Tom and Ludie had assured me prior to surgery that I need not worry about where I was going following my operation, and that was to their home in Columbia to live with them permanently.
My precious daughter-in-law, Ludie, had told me, “Carrie, darling, you’re close to 90 years old now, and you just can’t live alone anymore. You should be with family all the time. We love you and want to take care of you. There are things that you just can’t do by yourself.”
I must admit that Ludie’s right about that. One consequence of my surgery was that I will have an ostomy bag permanently. That involved more than I can take care of by myself. She replaces the bag regularly for me and takes care of all emergencies relating to it. And, bless her heart, she does everything with such a good spirit. She called me “darling mother,” and I call her “darling daughter.”

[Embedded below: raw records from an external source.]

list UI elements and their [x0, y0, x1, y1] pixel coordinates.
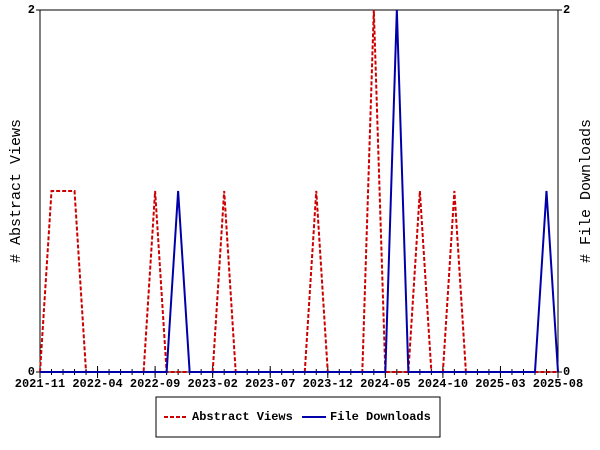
- legend-label: Abstract Views: [192, 410, 293, 424]
- series-line: [40, 9, 559, 373]
- x-tick-label: 2021-11: [15, 377, 65, 391]
- y-tick-label: 0: [28, 365, 35, 379]
- x-tick-label: 2023-07: [245, 377, 295, 391]
- plot-frame: [39, 9, 559, 373]
- legend-label: File Downloads: [330, 410, 431, 424]
- x-tick-label: 2025-03: [475, 377, 525, 391]
- series-line: [39, 9, 558, 373]
- y2-tick-label: 0: [563, 365, 570, 379]
- x-tick-label: 2023-12: [303, 377, 353, 391]
- y2-tick-label: 2: [563, 3, 570, 17]
- x-tick-label: 2025-08: [533, 377, 583, 391]
- y2-axis-title: # File Downloads: [578, 119, 595, 263]
- x-tick-label: 2022-04: [72, 377, 122, 391]
- x-tick-label: 2023-02: [187, 377, 237, 391]
- legend: [155, 396, 441, 438]
- x-tick-label: 2024-05: [360, 377, 410, 391]
- x-tick-label: 2024-10: [418, 377, 468, 391]
- y-axis-title: # Abstract Views: [8, 119, 25, 263]
- x-tick-label: 2022-09: [130, 377, 180, 391]
- y-tick-label: 2: [28, 3, 35, 17]
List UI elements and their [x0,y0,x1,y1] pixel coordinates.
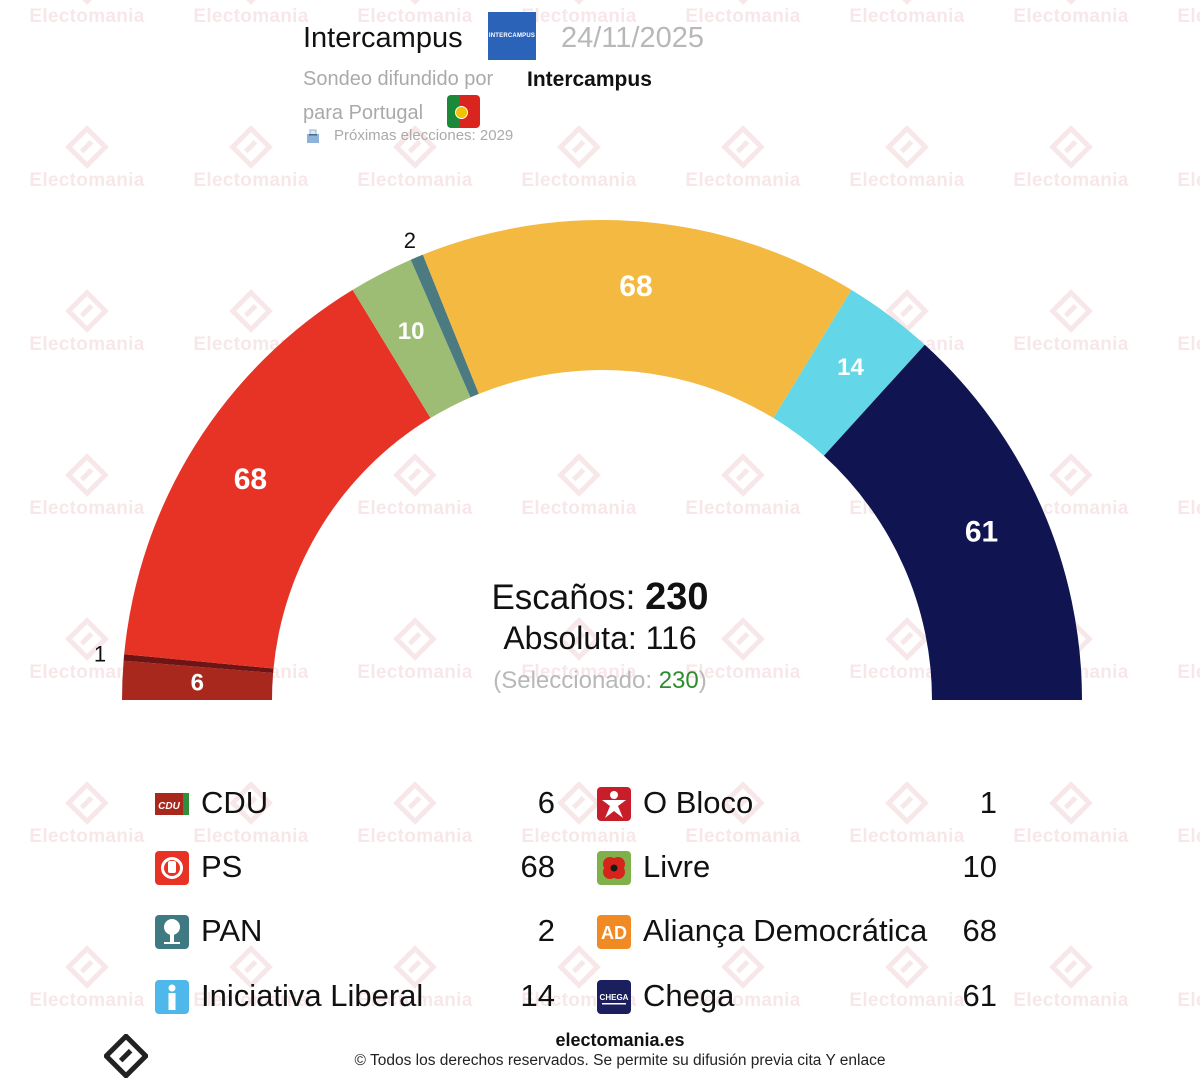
subtitle-prefix: Sondeo difundido por [303,68,494,90]
ballot-box-icon [307,129,319,143]
pollster-logo: INTERCAMPUS [488,12,536,60]
legend-item: Livre 10 [597,847,997,887]
seat-segment-cdu [122,660,274,700]
selected-suffix: ) [698,667,707,694]
majority-label: Absoluta: [503,620,637,656]
pan-tree-icon [155,915,189,949]
chega-logo-icon: CHEGA [597,980,631,1014]
selected-prefix: (Seleccionado: [493,667,659,694]
seat-segment-pan [410,254,479,398]
legend-party-name: Chega [643,978,735,1013]
legend-party-seats: 2 [537,913,555,948]
legend-party-seats: 14 [520,978,555,1013]
legend-item: AD Aliança Democrática 68 [597,911,997,951]
footer-site: electomania.es [555,1030,685,1050]
selected-summary: (Seleccionado: 230) [400,667,800,695]
bloco-star-icon [597,787,631,821]
next-elections: Próximas elecciones: 2029 [334,127,514,144]
seat-label: 61 [965,516,998,549]
legend-item: CDU CDU 6 [155,783,555,823]
seat-segment-iniciativa-liberal [773,289,925,456]
header-source: Intercampus [303,22,463,54]
svg-text:CHEGA: CHEGA [600,993,629,1002]
subtitle-pollster: Intercampus [527,68,652,91]
poll-date: 24/11/2025 [561,22,704,54]
legend-party-name: Livre [643,849,711,884]
legend-party-name: Iniciativa Liberal [201,978,424,1013]
seat-label: 2 [404,228,416,253]
subtitle-country: para Portugal [303,102,424,124]
seat-label: 68 [619,270,652,303]
legend-item: Iniciativa Liberal 14 [155,976,555,1016]
selected-value: 230 [658,667,699,694]
il-info-icon [155,980,189,1014]
legend-item: O Bloco 1 [597,783,997,823]
seat-segment-livre [352,259,471,419]
pollster-logo-text: INTERCAMPUS [488,33,536,39]
seats-summary: Escaños: 230 [400,576,800,619]
livre-poppy-icon [597,851,631,885]
seat-label: 14 [837,354,864,381]
legend-party-seats: 10 [962,849,997,884]
svg-text:AD: AD [601,923,627,943]
svg-text:CDU: CDU [158,801,180,812]
cdu-logo-icon: CDU [155,787,189,821]
legend-party-seats: 61 [962,978,997,1013]
legend-party-name: PS [201,849,243,884]
seat-label: 68 [234,463,267,496]
footer-rights: © Todos los derechos reservados. Se perm… [354,1052,886,1069]
legend-party-name: CDU [201,785,269,820]
seats-label: Escaños: [491,578,636,617]
legend-item: CHEGA Chega 61 [597,976,997,1016]
ad-logo-icon: AD [597,915,631,949]
legend-party-name: Aliança Democrática [643,913,928,948]
legend-item: PAN 2 [155,911,555,951]
seat-segment-ps [124,289,431,669]
legend-party-seats: 68 [962,913,997,948]
legend-party-name: O Bloco [643,785,754,820]
seat-segment-chega [823,344,1082,700]
seats-total: 230 [645,576,709,618]
majority-value: 116 [645,620,697,656]
seat-label: 1 [94,642,106,667]
legend-party-seats: 1 [979,785,997,820]
legend-party-name: PAN [201,913,263,948]
majority-summary: Absoluta: 116 [400,620,800,657]
portugal-flag-icon [447,95,480,128]
seat-label: 10 [398,318,425,345]
seat-label: 6 [191,670,204,697]
legend-party-seats: 68 [520,849,555,884]
seat-segment-alian-a-democr-tica [422,219,852,419]
legend-party-seats: 6 [537,785,555,820]
seat-segment-o-bloco [123,654,274,673]
legend-item: PS 68 [155,847,555,887]
electomania-logo-icon [104,1034,148,1078]
ps-fist-rose-icon [155,851,189,885]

The last thing I’d ever want to be is an imposition, but I know realistically that I do have to have some help. Tom and Ludie tell me I’m a real treasure and that they are blessed to have me with them. I’m blessed to have such wonderful children, particularly Ludie, who, I’m sure, loves me as much as my own children do. All you other children pitch in financially to help provide some daytime care for me while Tom and Ludie are teaching.
I had hardly arrived in Columbia when I had to be hospitalized again for a week with a blood clot in my leg. While there, the hospital chaplain performed a healing service on me, as outlined in the book of James, charter five.
A very dear Dr. Babcock had taken over my general care, including radiation therapy, as a follow-up to surgery. He calls me “an amazing little lady.”
Though scheduled to have 20 treatments, I was only able to stand 12 of them. I honestly believe that had I taken one more, it would have killed me. I just had to quit. It’s taken me about three weeks now to get over the adverse effects of the radiation: skin burns, terrible nausea and diarrhea.